Bigach recalled a Knoxville family who, after removing their flood rider to save money, faced $40,000 in uninsured repair costs from a basement flood. They exhausted their savings and maxed out their credit cards to cover the damage.
“When we met them, they were three months behind on their mortgage and on the verge of foreclosure,” he said. “That’s a family that made a reasonable short-term decision [to reduce monthly expenses] that cost them their home.”
What’s next? A financially risky trend
“From a wealth management standpoint, [underinsurance] is one of the most financially risky trends I’ve seen in the past few years,” said Ian Skjervem, CEO of Smart Investors Daily. “I look at underinsurance the way a balance sheet analyst would, not as a premium decision but as an unhedged liability sitting inside a household’s net worth. A major loss event combined with coverage gaps can result in financial losses that can erode years of disciplined savings in one claim.”
Skjervem added that many homeowners are simply unaware that a standard property insurance policy covers only the original amount borrowed or the home’s original purchase price. It doesn’t account for inflationary increases in building materials and labor costs associated with construction.
“We see this constantly when homeowners aggressively raise their deductibles from a manageable $500 to a risky $5,000 or $10,000 to blunt the impact of premium hikes,” said Mike Roberts, co-founder and president of City Creek Mortgage, in Draper, Utah. “Although these actions will lower the homeowner’s monthly insurance bill, they leave them financially exposed in the event of unforeseen circumstances, such as a small kitchen fire or a roof leak.”
Homeowners often don’t discover they’re underinsured until after a major loss.

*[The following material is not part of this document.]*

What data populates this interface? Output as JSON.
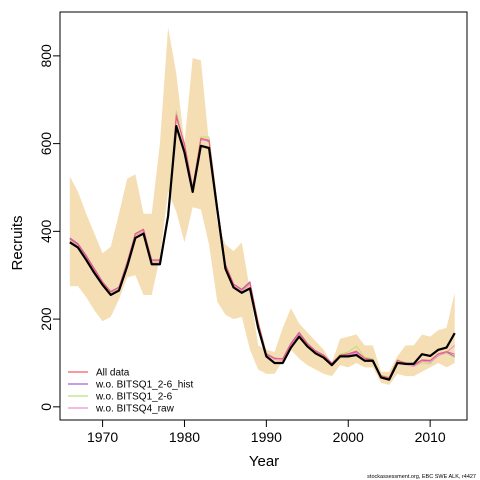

Mortgage experts and financial managers say there are warning signs and actions to take if homeowners think they may be underinsured.
Understand dwelling coverage limits. Most homeowners know their home’s market value, what they paid for it, and their mortgage balance, but not their Coverage A (dwelling) limit or the cost to repair or rebuild their home after a loss. Homeowners may have Coverage A insurance of $500,000, even though the actual rebuilding cost could be $700,000 or more.

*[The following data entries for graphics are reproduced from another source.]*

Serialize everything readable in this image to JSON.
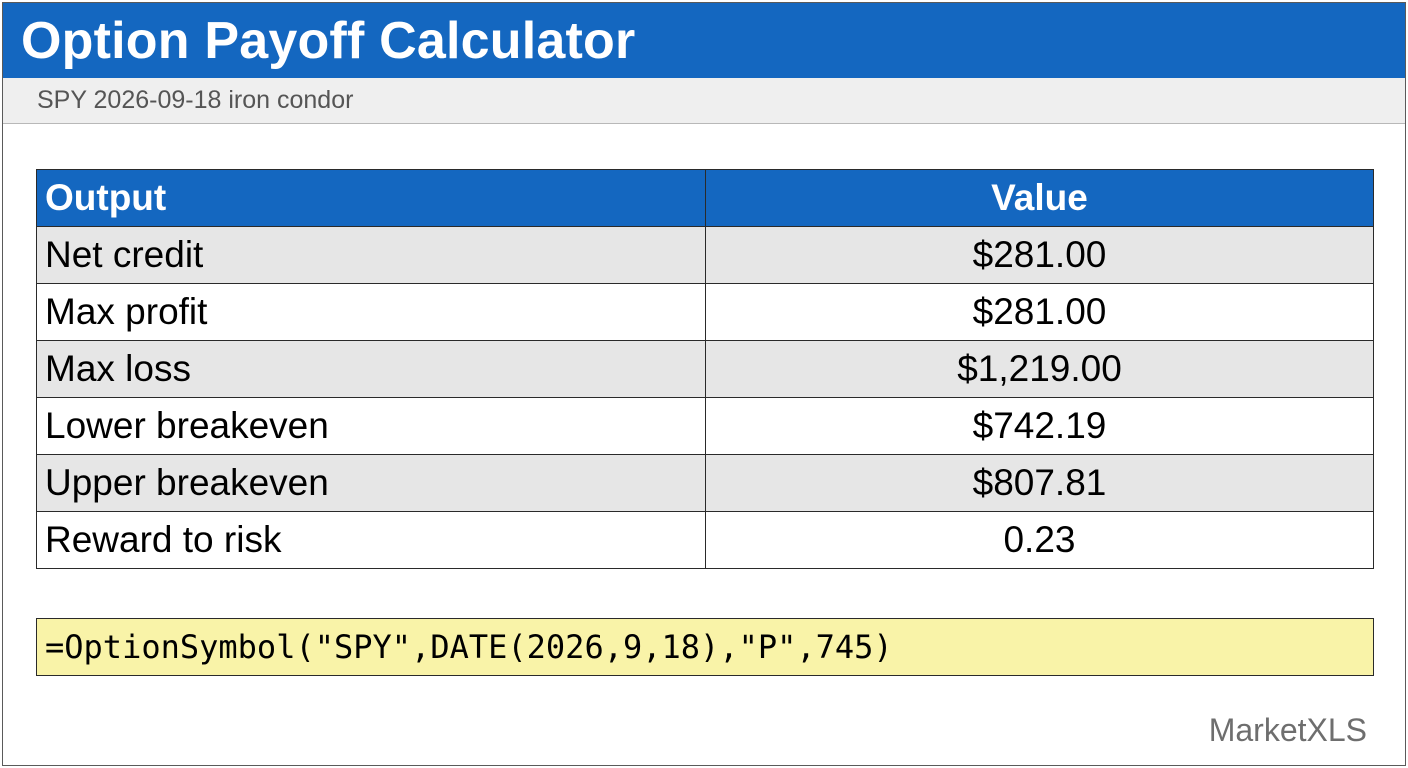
{
  "header": {
    "title": "Option Payoff Calculator",
    "subtitle": "SPY 2026-09-18 iron condor"
  },
  "table": {
    "columns": [
      "Output",
      "Value"
    ],
    "rows": [
      {
        "label": "Net credit",
        "value": "$281.00"
      },
      {
        "label": "Max profit",
        "value": "$281.00"
      },
      {
        "label": "Max loss",
        "value": "$1,219.00"
      },
      {
        "label": "Lower breakeven",
        "value": "$742.19"
      },
      {
        "label": "Upper breakeven",
        "value": "$807.81"
      },
      {
        "label": "Reward to risk",
        "value": "0.23"
      }
    ]
  },
  "formula": "=OptionSymbol(\"SPY\",DATE(2026,9,18),\"P\",745)",
  "footer": {
    "brand": "MarketXLS"
  },
  "colors": {
    "header_blue": "#1467c0",
    "row_shade": "#e6e6e6",
    "formula_bg": "#f9f3a8"
  }
}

Review home insurance policies more frequently. If your policy limit is from five to 10 years ago, you should revisit it. A $400,000 rebuild estimate from 2016 isn’t realistic today.
Significant home improvements have been made without notifying the insurer. These improvements enhance the home’s value and increase the likelihood of underinsurance. In some cases, the improvement areas may not be covered at all if you didn’t notify your insurer about them.
Your home would cost more to rebuild than to buy. Market value and rebuilding costs are different. An APCIA survey found that many homeowners misunderstand this distinction, believing their dwelling coverage is tied to market value rather than reconstruction costs. As rebuilding expenses rise, homeowners who don’t regularly review their coverage limits may discover after a major loss that they lack enough insurance to fully rebuild their homes.
Absence of inflation guard or replacement cost coverage. Inflation guard adjusts coverage limits as property values change, while replacement cost coverage replaces items at their value without considering depreciation. Both can help prevent unwanted loss-related surprise expenses.
The deductible has quietly increased. This change may not hinder coverage but could leave the homeowner responsible for more of the up-front costs than expected.
“A less expensive policy does not mean it is a better choice for us,” said Michael McCready, managing partner at McCreadyLaw, in Chicago. “Sometimes, we simply cannot afford to have a cheaper policy, because it can end up costing us more.”